The picture below clearly shows the difference between two strategies. Level-wise growth means that every decision node or leaf splits into possible outcomes, no matter its validity. This results in redundancy and calculation of non-informative or erratic branches. On the contrary, leaf-wise algorithms find the node with the highest information gain and focus on the winner.
Level-wise tree growth strategy vs leaf-wise tree growth strategy.
What does it mean in practice? A lot of great things — like better performance, higher accuracy and speed, and less memory required. Yet, all these benefits make sense if you have enough data, as LightGBM doesn’t work for small datasets. As for our case, with the novelty approach, we achieved an average accuracy of of 75 percent.
We trained two separate models to make short-term (7 days) and long-term (7 weeks) forecasts. Initially created with R programming language, they were translated to C# to comply with the core platform. But before going into production, our double-purpose predictor required a relevant wrapping.
Converting algorithms into a user-friendly tool
The old saying encourages us not to judge the book by its cover. But people hardly mind it when facing the clunky UI. To make the new tool convenient for users, our UX/UI designer and software engineers created a simple pop-up module. The prediction takes the form of an informative line chart showing how the price is expected to change over time.
Fareboom Price Predictor module.
The predictor also makes straightforward recommendations on the best date to purchase the flight. If it’s not today, visitors can subscribe to price drop alerts and receive the latest updates via email or directly to their phone.
A month after the tool was integrated, the average time that visitors spent on Fareboom doubled. With these achievements in mind, let’s see what can be improved.
Recurrent neural networks: new opportunities for solving old problems
In recent years, more powerful models have been widely adopted for time series problems. Though ARIMA or decision tree ensembles do a good job, competing technologies are here to offer impressive results. One of the big stars on the current forecasting landscape is a Long Short Term Memory (LSTM) architecture. And we would obviously give it a try if we faced the task of price prediction today.

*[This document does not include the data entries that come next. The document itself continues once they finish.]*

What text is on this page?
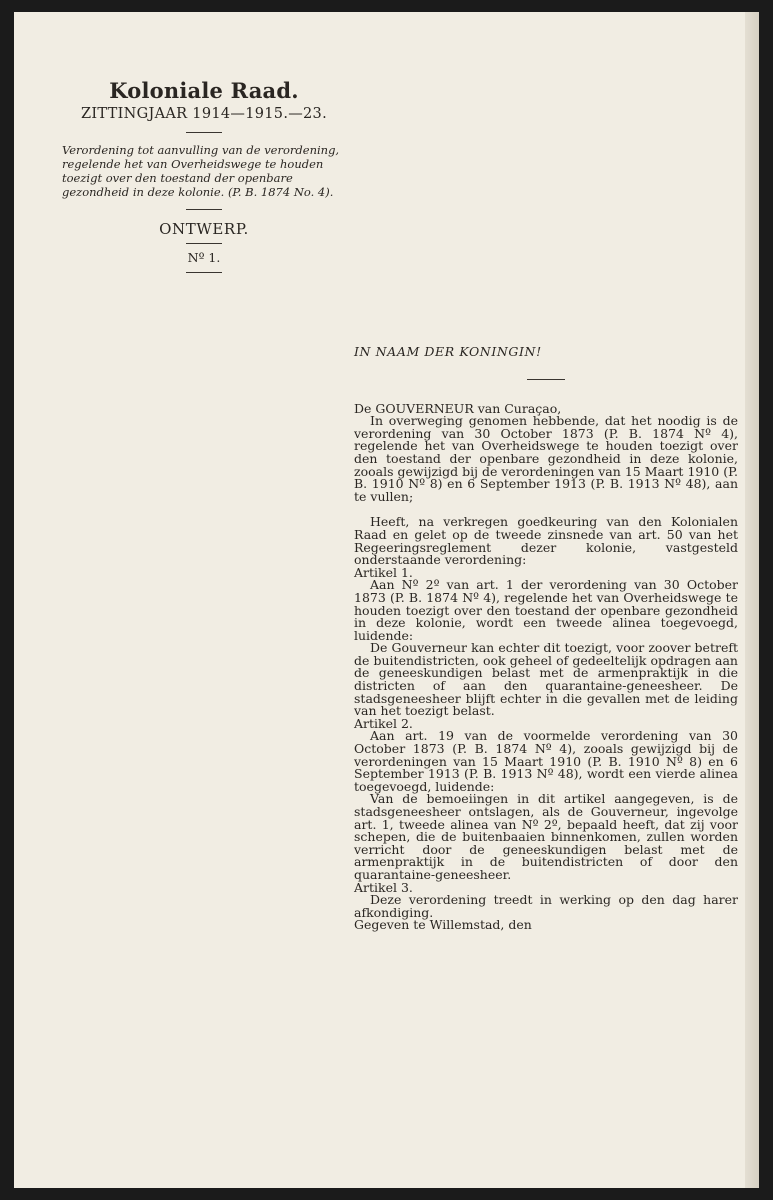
Koloniale Raad.
ZITTINGJAAR 1914—1915.—23.
Verordening tot aanvulling van de verordening, regelende het van Overheidswege te houden toezigt over den toestand der openbare gezondheid in deze kolonie. (P. B. 1874 No. 4).
ONTWERP.
Nº 1.

IN NAAM DER KONINGIN!

De GOUVERNEUR van Curaçao,

In overweging genomen hebbende, dat het noodig is de verordening van 30 October 1873 (P. B. 1874 Nº 4), regelende het van Overheidswege te houden toezigt over den toestand der openbare gezondheid in deze kolonie, zooals gewijzigd bij de verordeningen van 15 Maart 1910 (P. B. 1910 Nº 8) en 6 September 1913 (P. B. 1913 Nº 48), aan te vullen;

Heeft, na verkregen goedkeuring van den Kolonialen Raad en gelet op de tweede zinsnede van art. 50 van het Regeeringsreglement dezer kolonie, vastgesteld onderstaande verordening:

Artikel 1.

Aan Nº 2º van art. 1 der verordening van 30 October 1873 (P. B. 1874 Nº 4), regelende het van Overheidswege te houden toezigt over den toestand der openbare gezondheid in deze kolonie, wordt een tweede alinea toegevoegd, luidende:

De Gouverneur kan echter dit toezigt, voor zoover betreft de buitendistricten, ook geheel of gedeeltelijk opdragen aan de geneeskundigen belast met de armenpraktijk in die districten of aan den quarantaine-geneesheer. De stadsgeneesheer blijft echter in die gevallen met de leiding van het toezigt belast.

Artikel 2.

Aan art. 19 van de voormelde verordening van 30 October 1873 (P. B. 1874 Nº 4), zooals gewijzigd bij de verordeningen van 15 Maart 1910 (P. B. 1910 Nº 8) en 6 September 1913 (P. B. 1913 Nº 48), wordt een vierde alinea toegevoegd, luidende:

Van de bemoeiingen in dit artikel aangegeven, is de stadsgeneesheer ontslagen, als de Gouverneur, ingevolge art. 1, tweede alinea van Nº 2º, bepaald heeft, dat zij voor schepen, die de buitenbaaien binnenkomen, zullen worden verricht door de geneeskundigen belast met de armenpraktijk in de buitendistricten of door den quarantaine-geneesheer.

Artikel 3.

Deze verordening treedt in werking op den dag harer afkondiging.

Gegeven te Willemstad, den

LSTM is a representative of the Recurrent Neural Networks (RNNs), lying behind Google Translate and virtual assistants like Amazon Alexa The main appeal of RNN models is the ability to remember previous inputs and use them to produce the forecast. But, unfortunately, this internal memory spans short terms only. In other words, RNNs “forget” what happened several inputs before and therefore fail to work with long data sequences.
This is the reason why LSTM appeared at all. The architecture сomplemented vanilla RNN with the long-term memory along with the power to decide whether to keep a certain feature in memory or delete it. Yet, LSTM is not without disadvantages. As with any other deep learning model, it requires tons of data and a great deal of tuning to work well.
Train, test, and try again
COVID-19 changed travel patterns and affected the accuracy of existing prediction tools. So, even if you are not going to implement new models, it’s highly recommended to retrain existing ones on new, more relevant data.
As for OTAs and airlines which are only trying the idea of price prediction for size, the main message we want to share with them is as follows. There is no one-size-fits-all algorithm. The choice will heavily depend on the dataset size, the number of features considered, the period to be forecast, and available computation resources, to name just a few factors. Anyway, it’s all about experimentation and learning from previous records of highs and lows.